The results of microscopic examination were similar to those of biopsy. All surgical margins were free; the closest was located 4 mm medially.

The postoperative course was unremarkable. The patient was seen every 5 - 7 months for clinical and radiological follow-up by local and brain MRI, CT chest, abdominal and pelvic scans. In the course of 48 months, there have been no signs of recurrence or metastasis.


ASPS, first described in 1952 by Christopherson et al [5], is characterized by an indolent course of slow growth and a high mortality risk. The tumor mainly affects the extremities with the thigh being the most common site although these tumors have been reported to arise in the trunk, the head and neck, and the tongue.

Metastasis usually occurs late in the course of the disease and involves the lungs, bones, lymph nodes and brain. Metastasis to the liver has also been reported [6]. To rule out brain metastasis, the Surgical Society of Oncology recommends intracranial imaging in all patients with ASPS [7].
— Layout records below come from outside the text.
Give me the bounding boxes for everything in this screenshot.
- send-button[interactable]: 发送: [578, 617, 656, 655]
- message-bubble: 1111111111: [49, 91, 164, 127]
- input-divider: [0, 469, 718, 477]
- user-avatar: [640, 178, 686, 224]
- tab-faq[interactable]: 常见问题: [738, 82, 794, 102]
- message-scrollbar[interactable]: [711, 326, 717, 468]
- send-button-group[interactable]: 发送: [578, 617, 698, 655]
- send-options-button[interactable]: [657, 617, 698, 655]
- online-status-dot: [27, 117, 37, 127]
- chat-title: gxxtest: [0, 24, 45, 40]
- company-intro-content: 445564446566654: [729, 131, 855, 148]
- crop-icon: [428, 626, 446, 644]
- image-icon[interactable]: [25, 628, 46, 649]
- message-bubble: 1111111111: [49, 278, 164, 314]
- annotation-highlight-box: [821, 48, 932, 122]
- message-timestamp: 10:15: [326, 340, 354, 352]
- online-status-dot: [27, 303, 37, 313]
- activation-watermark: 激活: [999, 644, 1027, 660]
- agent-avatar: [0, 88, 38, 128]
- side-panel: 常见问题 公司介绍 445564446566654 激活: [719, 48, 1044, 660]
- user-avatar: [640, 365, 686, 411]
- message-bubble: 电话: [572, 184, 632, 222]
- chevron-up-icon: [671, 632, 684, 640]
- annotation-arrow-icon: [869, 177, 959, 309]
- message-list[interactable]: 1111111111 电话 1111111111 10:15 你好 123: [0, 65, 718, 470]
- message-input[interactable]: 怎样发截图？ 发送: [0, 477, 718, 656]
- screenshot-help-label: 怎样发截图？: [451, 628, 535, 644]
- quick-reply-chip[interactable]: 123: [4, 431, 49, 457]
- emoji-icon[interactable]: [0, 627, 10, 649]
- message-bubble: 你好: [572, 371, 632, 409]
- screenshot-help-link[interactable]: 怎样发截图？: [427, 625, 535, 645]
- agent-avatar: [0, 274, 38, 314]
There is some controversy over the pathogenesis of ASPS. While Mukai et al [8] provided support for a myogenic origin, Marchac et al [9] reported ASPL-TFE3 transcript fusion produced by chromosomal translocation (X; 17). According to Ordonez [10], there is a large female preponderance among ASPS patients. On the other hand, in their retrospective study, Portera et al [11] detected no significant gender difference when the patient population was considered as a whole although when they assessed patients with localized disease separately they also found a definite (64%) female preponderance.

The histological characteristics of ASPS include organoid nests of polygonal tumor cells encompassed by a dense capillary vasculature. The cells are of uniform size and shape and contain granular, eosinophilic cytoplasm surrounding a vesicular nucleus that hosts a prominent nucleolus. The designation “alveolar” derives from the pseudo-alveolar appearance [12].

While the role of radio- and chemotherapy is yet to be established, surgical resection with margins microscopically free of tumor cells remains the ASPS treatment of choice and represents a strong indicator of the treatment outcome [13]. Spontaneous regression has been reported [14].

According to Lieberman et al [12] who followed 102 patients over 63 years, the survival rate of patients with no metastasis at the time of diagnosis decreased dramatically from 77% at 2 years to 60% at 5 years, 38% at 10 years and 15% at 20 years. This indicates that periodic follow-up is mandatory in all patients with ASPS.


In conclusion, ASPS is a rare type of sarcomas that affects primarily the lower limbs. Periodic radiologic follow-up is mandatory to detect metastasis. While the role of radio- and chemotherapy is yet to be established, complete surgical resection is the treatment of choice in patients with ASPS.

Competing Interests

The authors declare that they have no competing interests.